Le parfum du soupçon, de Sabine Dormond
Sabine Dormond
excelle dans la nouvelle. Et
son nouveau recueil, Le parfum du soupçon, n'apporte
pas de démenti au lecteur. Si la dernière des dix nouvelles donne
son titre à l'ensemble, le soupçon est le mot-clé de chacune.
Dans Ruban rouge, qui est le symbole de la journée de
lutte contre le sida, le véritable auteur d'un livre se voit
soupçonné d'en avoir dérobé un exemplaire dans un magasin, après se
l'être dédicacé devant son imposteur.
Dans Corde raide, au bout de laquelle pend une pierre,
un Kossovar est soupçonné à tort de s'en être servi pour provoquer
des accidents de voitures en la balançant depuis un pont au-dessus
d'une autoroute. N'a-t-il la gueule de l'emploi d'un terroriste?

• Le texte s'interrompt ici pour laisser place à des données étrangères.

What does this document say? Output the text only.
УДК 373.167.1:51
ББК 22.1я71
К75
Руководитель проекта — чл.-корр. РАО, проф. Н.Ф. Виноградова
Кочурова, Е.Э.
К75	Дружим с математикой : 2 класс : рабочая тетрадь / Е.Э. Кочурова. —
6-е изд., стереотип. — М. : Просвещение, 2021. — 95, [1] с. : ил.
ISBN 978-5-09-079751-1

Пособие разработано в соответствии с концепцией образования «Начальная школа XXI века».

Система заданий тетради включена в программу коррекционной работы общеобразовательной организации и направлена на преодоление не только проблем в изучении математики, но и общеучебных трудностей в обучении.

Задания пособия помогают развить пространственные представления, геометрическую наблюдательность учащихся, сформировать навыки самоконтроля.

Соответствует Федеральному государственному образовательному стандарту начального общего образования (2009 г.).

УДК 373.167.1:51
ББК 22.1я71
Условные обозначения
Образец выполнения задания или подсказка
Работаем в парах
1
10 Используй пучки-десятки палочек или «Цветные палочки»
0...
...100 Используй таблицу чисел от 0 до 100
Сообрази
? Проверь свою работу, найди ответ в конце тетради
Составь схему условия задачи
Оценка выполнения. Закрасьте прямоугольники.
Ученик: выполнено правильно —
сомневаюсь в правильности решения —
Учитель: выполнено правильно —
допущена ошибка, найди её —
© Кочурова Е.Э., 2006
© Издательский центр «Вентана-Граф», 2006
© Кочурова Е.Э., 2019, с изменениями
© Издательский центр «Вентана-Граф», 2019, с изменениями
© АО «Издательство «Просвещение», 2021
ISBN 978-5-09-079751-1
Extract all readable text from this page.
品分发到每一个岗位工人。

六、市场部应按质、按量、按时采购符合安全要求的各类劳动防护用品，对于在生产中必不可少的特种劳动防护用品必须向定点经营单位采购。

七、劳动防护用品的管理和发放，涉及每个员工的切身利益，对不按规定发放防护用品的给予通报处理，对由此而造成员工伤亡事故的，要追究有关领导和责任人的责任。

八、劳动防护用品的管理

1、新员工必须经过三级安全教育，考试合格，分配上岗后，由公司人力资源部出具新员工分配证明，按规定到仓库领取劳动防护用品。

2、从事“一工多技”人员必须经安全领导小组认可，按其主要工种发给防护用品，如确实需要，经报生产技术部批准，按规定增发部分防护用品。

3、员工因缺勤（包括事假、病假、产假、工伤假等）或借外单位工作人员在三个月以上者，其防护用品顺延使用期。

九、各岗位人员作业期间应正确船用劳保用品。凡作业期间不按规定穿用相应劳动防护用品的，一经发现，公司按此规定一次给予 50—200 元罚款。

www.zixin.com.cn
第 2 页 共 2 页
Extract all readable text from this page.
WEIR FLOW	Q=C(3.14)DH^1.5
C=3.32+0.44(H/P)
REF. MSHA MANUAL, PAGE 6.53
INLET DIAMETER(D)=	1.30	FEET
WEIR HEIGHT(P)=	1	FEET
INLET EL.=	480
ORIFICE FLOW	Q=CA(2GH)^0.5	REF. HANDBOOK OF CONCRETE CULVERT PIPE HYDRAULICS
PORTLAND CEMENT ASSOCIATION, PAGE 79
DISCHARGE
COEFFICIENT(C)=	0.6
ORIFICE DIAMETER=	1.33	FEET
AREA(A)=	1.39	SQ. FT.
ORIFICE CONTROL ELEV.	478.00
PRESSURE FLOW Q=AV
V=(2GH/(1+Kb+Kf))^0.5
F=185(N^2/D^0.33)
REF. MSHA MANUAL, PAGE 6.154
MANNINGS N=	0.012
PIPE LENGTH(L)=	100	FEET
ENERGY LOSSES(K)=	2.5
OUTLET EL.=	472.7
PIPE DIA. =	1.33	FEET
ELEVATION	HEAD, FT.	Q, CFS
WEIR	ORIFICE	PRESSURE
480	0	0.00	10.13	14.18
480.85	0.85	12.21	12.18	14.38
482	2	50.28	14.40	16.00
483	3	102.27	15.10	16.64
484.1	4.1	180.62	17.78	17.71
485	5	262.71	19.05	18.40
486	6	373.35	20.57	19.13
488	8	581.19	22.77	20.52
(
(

Dans Forcenée, une détenue soupçonne ceux qui lui ont
offert un vélo, pour qu'elle s'évade dans sa cellule, de s'être
moqué d'elle. Sans qu'ils puissent l'imaginer et sans qu'elle s'en
doute, contre toute attente, ce cadeau va changer sa vie.
Dans Confitures maison, une citadine découvre dans son
jardin, en arrachant une mauvaise herbe, au pied de ses
framboisiers, un cahier, journal intime d'une précédente occupante,
dans lequel elle parle de la disparition de Zad: elle soupçonne que
son cadavre y est enfoui et déterre une tout autre histoire.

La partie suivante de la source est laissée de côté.